Tak terasa kami telah tiba di depan kantor. Hujan pun telah berhenti. Tampak pelangi yang begitu indah di langit. Kami berdua menyaksikan indahnya karunia Tuhan tersebut.
"Sekarang sudah sampai di tempat, terimakasih ya telah menolong abang." ujarku sambil memarkirkan vespa.
"Sama - sama bang."
Aku mengeluarkan uang dari kantongku. Selembar uang berwarna merah. Aku menyodorkannya pada bocah itu.
"Aduh bang, kebanyakan, ga cukup nih kembaliannya." tuturnya sambil membongkar ransel nya.
Aku mengelus kepalanya , "Tak usah dikembalikan, ambil saja. Ini semua untukmu."
Dia tersipu malu, "T- terimakasih banyak abang! Jasa abang tak akan aku lupakan!" ia memelukku.

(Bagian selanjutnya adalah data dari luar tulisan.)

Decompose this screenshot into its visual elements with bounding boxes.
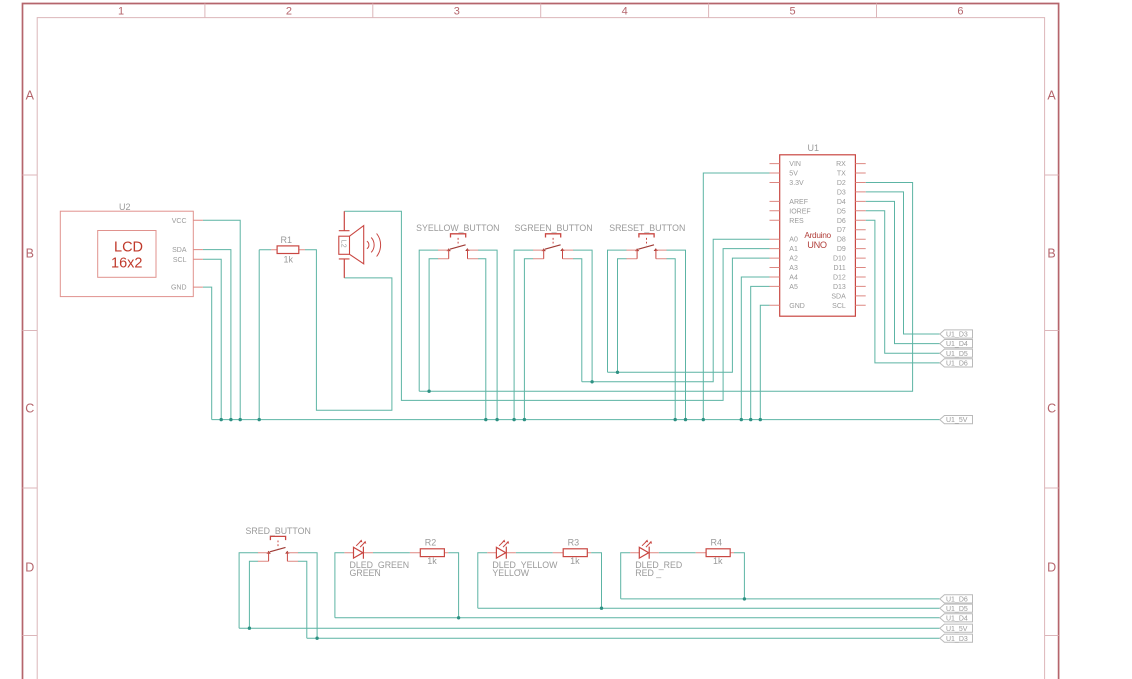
Arduino UNO U1 bbox=[770, 143, 866, 316]
wire LCD SDA down to rail bbox=[203, 250, 231, 420]
svg-text:U1_D6: U1_D6 bbox=[946, 361, 968, 368]
svg-text:U1_D6: U1_D6 bbox=[946, 597, 968, 604]
wire SGREEN upper-right pin to A0 bus bbox=[573, 250, 592, 382]
svg-text:1k: 1k bbox=[713, 556, 723, 566]
svg-text:SYELLOW_BUTTON: SYELLOW_BUTTON bbox=[416, 223, 499, 233]
net U1_D3 bottom bus bbox=[307, 637, 940, 639]
svg-text:GND: GND bbox=[171, 285, 187, 292]
wire LED red anode loop bbox=[621, 553, 631, 599]
svg-text:3.3V: 3.3V bbox=[789, 180, 804, 187]
svg-text:C: C bbox=[25, 401, 34, 415]
svg-text:D7: D7 bbox=[837, 227, 846, 234]
svg-text:1k: 1k bbox=[570, 556, 580, 566]
LCD module U2 bbox=[60, 202, 203, 297]
wire R1 right to speaker bottom loop bbox=[305, 250, 392, 411]
wire LED green anode loop bbox=[335, 553, 345, 618]
LED DLED_RED bbox=[630, 540, 734, 578]
svg-text:SRED_BUTTON: SRED_BUTTON bbox=[246, 526, 311, 536]
junction dot on bottom D3 bus bbox=[315, 637, 318, 640]
svg-text:R3: R3 bbox=[568, 538, 580, 548]
svg-text:U1_D4: U1_D4 bbox=[946, 341, 968, 348]
svg-text:AREF: AREF bbox=[789, 199, 808, 206]
svg-text:A: A bbox=[26, 89, 35, 103]
svg-text:VCC: VCC bbox=[172, 218, 187, 225]
wire SYELLOW lower-right pin to rail bbox=[478, 259, 486, 420]
wire Arduino 5V pin down to rail bbox=[703, 173, 769, 420]
wire LED red to R4 bbox=[659, 552, 696, 554]
wire R4 right down to D6 bus bbox=[734, 553, 744, 599]
wire LED yellow anode loop bbox=[478, 553, 488, 609]
wire SRED upper-left pin to 5V bus bbox=[239, 553, 258, 629]
net U1_D6 bottom bus bbox=[621, 598, 940, 600]
wire Arduino A2 to SRESET left pins bbox=[608, 258, 770, 372]
wire LCD SCL down to rail bbox=[203, 259, 221, 419]
svg-text:6: 6 bbox=[957, 5, 963, 17]
svg-text:IOREF: IOREF bbox=[789, 208, 810, 215]
wire LCD VCC to 5V rail bbox=[203, 220, 240, 419]
svg-text:RED _: RED _ bbox=[635, 568, 661, 578]
wire SRESET lower-right pin to rail bbox=[666, 259, 675, 420]
net flag U1_D4 upper bbox=[940, 340, 973, 349]
wire R3 right down to D5 bus bbox=[591, 553, 601, 609]
svg-text:D8: D8 bbox=[837, 237, 846, 244]
resistor R2 bbox=[420, 538, 444, 567]
junction dot on D2 bus bbox=[427, 390, 430, 393]
svg-text:Arduino: Arduino bbox=[804, 230, 831, 240]
wire SYELLOW lower-left pin to D2 bus bbox=[429, 259, 438, 392]
junction dot on bottom 5V bus bbox=[248, 627, 251, 630]
wire Arduino D3 to flag U1_D3 bbox=[866, 192, 940, 334]
svg-text:L2: L2 bbox=[339, 240, 346, 248]
wire R1 left lead down to rail bbox=[259, 250, 271, 420]
net flag U1_D3 lower bbox=[940, 634, 973, 643]
svg-text:U1_5V: U1_5V bbox=[946, 417, 968, 424]
svg-text:R1: R1 bbox=[281, 235, 293, 245]
wire SYELLOW upper-right pin to rail bbox=[478, 250, 497, 420]
svg-text:R4: R4 bbox=[711, 538, 723, 548]
svg-text:A5: A5 bbox=[789, 284, 798, 291]
wire SRESET upper-right pin to rail bbox=[666, 250, 685, 420]
svg-text:U2: U2 bbox=[119, 202, 131, 212]
LED DLED_YELLOW bbox=[487, 540, 591, 578]
svg-text:D13: D13 bbox=[833, 284, 846, 291]
pushbutton SYELLOW_BUTTON bbox=[416, 223, 499, 259]
svg-text:A1: A1 bbox=[789, 246, 798, 253]
svg-text:U1: U1 bbox=[808, 143, 820, 153]
svg-text:RX: RX bbox=[836, 161, 846, 168]
svg-text:1k: 1k bbox=[284, 255, 294, 265]
wire R2 right down to D4 bus bbox=[448, 553, 458, 618]
svg-text:SCL: SCL bbox=[832, 303, 846, 310]
svg-text:1k: 1k bbox=[427, 556, 437, 566]
svg-text:D2: D2 bbox=[837, 180, 846, 187]
svg-text:D: D bbox=[1047, 560, 1056, 574]
net flag U1_D5 lower bbox=[940, 604, 973, 613]
svg-text:SCL: SCL bbox=[173, 257, 187, 264]
wire Arduino D2 to SYELLOW left pins bbox=[419, 183, 912, 392]
svg-text:D11: D11 bbox=[833, 265, 845, 272]
svg-text:GREEN: GREEN bbox=[350, 568, 381, 578]
junction dot on D5 bus bbox=[600, 607, 603, 610]
svg-text:B: B bbox=[26, 246, 34, 260]
resistor R1 bbox=[271, 235, 305, 264]
svg-text:D: D bbox=[25, 560, 34, 574]
net flag U1_D6 lower bbox=[940, 595, 973, 604]
net flag U1_D3 upper bbox=[940, 330, 973, 339]
svg-text:RES: RES bbox=[789, 218, 804, 225]
wire Arduino A4 down to rail bbox=[741, 277, 769, 420]
net U1_5V horizontal rail bbox=[212, 419, 940, 421]
pushbutton SRESET_BUTTON bbox=[609, 223, 685, 259]
wire SGREEN lower-right pin to A0 bus bbox=[573, 259, 582, 382]
wire SGREEN lower-left pin to rail bbox=[524, 259, 533, 420]
svg-text:U1_D3: U1_D3 bbox=[946, 636, 968, 643]
wire Arduino D4 to flag U1_D4 bbox=[866, 201, 940, 343]
svg-text:A2: A2 bbox=[789, 256, 798, 263]
svg-text:D4: D4 bbox=[837, 199, 846, 206]
wire SGREEN upper-left pin to rail bbox=[514, 250, 533, 420]
net U1_D4 bottom bus bbox=[335, 617, 940, 619]
svg-text:A4: A4 bbox=[789, 275, 798, 282]
svg-text:16x2: 16x2 bbox=[111, 256, 142, 272]
svg-text:SDA: SDA bbox=[831, 293, 846, 300]
svg-text:3: 3 bbox=[454, 5, 460, 17]
svg-text:D6: D6 bbox=[837, 218, 846, 225]
wire speaker top to Arduino A1 bbox=[344, 211, 769, 400]
wire SRESET lower-left pin to A2 bus bbox=[618, 259, 627, 373]
resistor R3 bbox=[563, 538, 587, 567]
wire Arduino A5 down to rail bbox=[751, 286, 770, 419]
wire LED green to R2 bbox=[373, 552, 410, 554]
net U1_5V bottom bus bbox=[239, 627, 940, 629]
wire SRED upper-right pin to D3 bus bbox=[298, 553, 317, 639]
svg-text:U1_D4: U1_D4 bbox=[946, 615, 968, 622]
svg-text:1: 1 bbox=[118, 5, 124, 17]
wire SRED lower-right pin to D3 bus bbox=[298, 561, 307, 638]
junction dot on D4 bus bbox=[457, 616, 460, 619]
svg-text:4: 4 bbox=[622, 5, 628, 17]
svg-text:GND: GND bbox=[789, 303, 805, 310]
svg-text:U1_D5: U1_D5 bbox=[946, 606, 968, 613]
wire Arduino D5 to flag U1_D5 bbox=[866, 211, 940, 353]
svg-text:D12: D12 bbox=[833, 275, 846, 282]
svg-text:D10: D10 bbox=[833, 256, 846, 263]
svg-text:A0: A0 bbox=[789, 237, 798, 244]
svg-text:R2: R2 bbox=[425, 538, 437, 548]
wire SRED lower-left pin to 5V bus bbox=[249, 561, 258, 628]
svg-text:U1_D5: U1_D5 bbox=[946, 351, 968, 358]
junction dots on 5V rail bbox=[220, 418, 763, 421]
svg-text:C: C bbox=[1047, 401, 1056, 415]
wire Arduino D6 to flag U1_D6 bbox=[866, 220, 940, 363]
svg-text:U1_D3: U1_D3 bbox=[946, 332, 968, 339]
net U1_D5 bottom bus bbox=[478, 607, 940, 609]
pushbutton SGREEN_BUTTON bbox=[515, 223, 593, 259]
speaker L2 bbox=[339, 211, 381, 278]
net flag U1_D6 upper bbox=[940, 359, 973, 368]
svg-text:B: B bbox=[1047, 246, 1055, 260]
wire LED yellow to R3 bbox=[516, 552, 553, 554]
svg-text:5V: 5V bbox=[789, 171, 798, 178]
svg-text:SGREEN_BUTTON: SGREEN_BUTTON bbox=[515, 223, 593, 233]
svg-text:U1_5V: U1_5V bbox=[946, 626, 968, 633]
junction dot on D6 bus bbox=[743, 597, 746, 600]
net flag U1_D4 lower bbox=[940, 614, 973, 623]
svg-text:2: 2 bbox=[286, 5, 292, 17]
svg-text:YELLOW: YELLOW bbox=[492, 568, 529, 578]
svg-text:A3: A3 bbox=[789, 265, 798, 272]
wire LCD GND down to rail bbox=[203, 287, 212, 420]
junction dot on A0 bus bbox=[590, 380, 593, 383]
svg-text:VIN: VIN bbox=[789, 161, 801, 168]
wire Arduino A0 to SGREEN right pins bbox=[582, 239, 770, 382]
svg-text:5: 5 bbox=[790, 5, 796, 17]
net flag U1_5V lower bbox=[940, 624, 973, 633]
junction dot on A2 bus bbox=[616, 371, 619, 374]
svg-text:D3: D3 bbox=[837, 189, 846, 196]
svg-text:UNO: UNO bbox=[807, 240, 827, 250]
LED DLED_GREEN bbox=[344, 540, 448, 578]
net flag U1_D5 upper bbox=[940, 349, 973, 358]
resistor R4 bbox=[706, 538, 730, 567]
net flag U1_5V upper bbox=[940, 416, 973, 425]
pushbutton SRED_BUTTON bbox=[246, 526, 311, 562]
svg-text:SRESET_BUTTON: SRESET_BUTTON bbox=[609, 223, 685, 233]
svg-text:D9: D9 bbox=[837, 246, 846, 253]
svg-text:LCD: LCD bbox=[114, 240, 143, 256]
wire SYELLOW upper-left pin to D2 bus bbox=[419, 250, 438, 391]
svg-text:TX: TX bbox=[837, 171, 846, 178]
svg-text:D5: D5 bbox=[837, 208, 846, 215]
svg-text:SDA: SDA bbox=[172, 247, 187, 254]
wire Arduino GND down to rail bbox=[760, 305, 769, 419]
wire SRESET upper-left pin to A2 bus bbox=[608, 250, 627, 372]
svg-text:A: A bbox=[1047, 89, 1056, 103]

Tiba - tiba salah satu partner ku memanggil dari pintu masuk. "Abang harus masuk kantor sekarang, kita berjumpa lagi di lain waktu. Sekali lagi, terimakasih telah menolong abang."
"Iya bang, semoga Tuhan membalas semua perbuatan baik abang. Sampai jumpa lagi bang." ia melambaikan tangannya dan tersenyum lebar kepadaku. Aku pun ikut melambaikan tanganku. Aku melangkahkan kaki ku menuju partner kerjaku.
"Lama sekali kamu datang, untung saja meeting ditunda hingga nanti siang. Kalau tidak bisa dimarahi boss kamu!" celotehnya.
Aku tak terlalu menghiraukannya. Kami pun masuk ke dalam kantor. Namun sebelum itu, aku menatap ke langit. Aku pun tersenyum , tersenyum karena aku telah mendapat pelajaran amat berharga hari ini.
"Everybody wants happiness and Nobody wants pain.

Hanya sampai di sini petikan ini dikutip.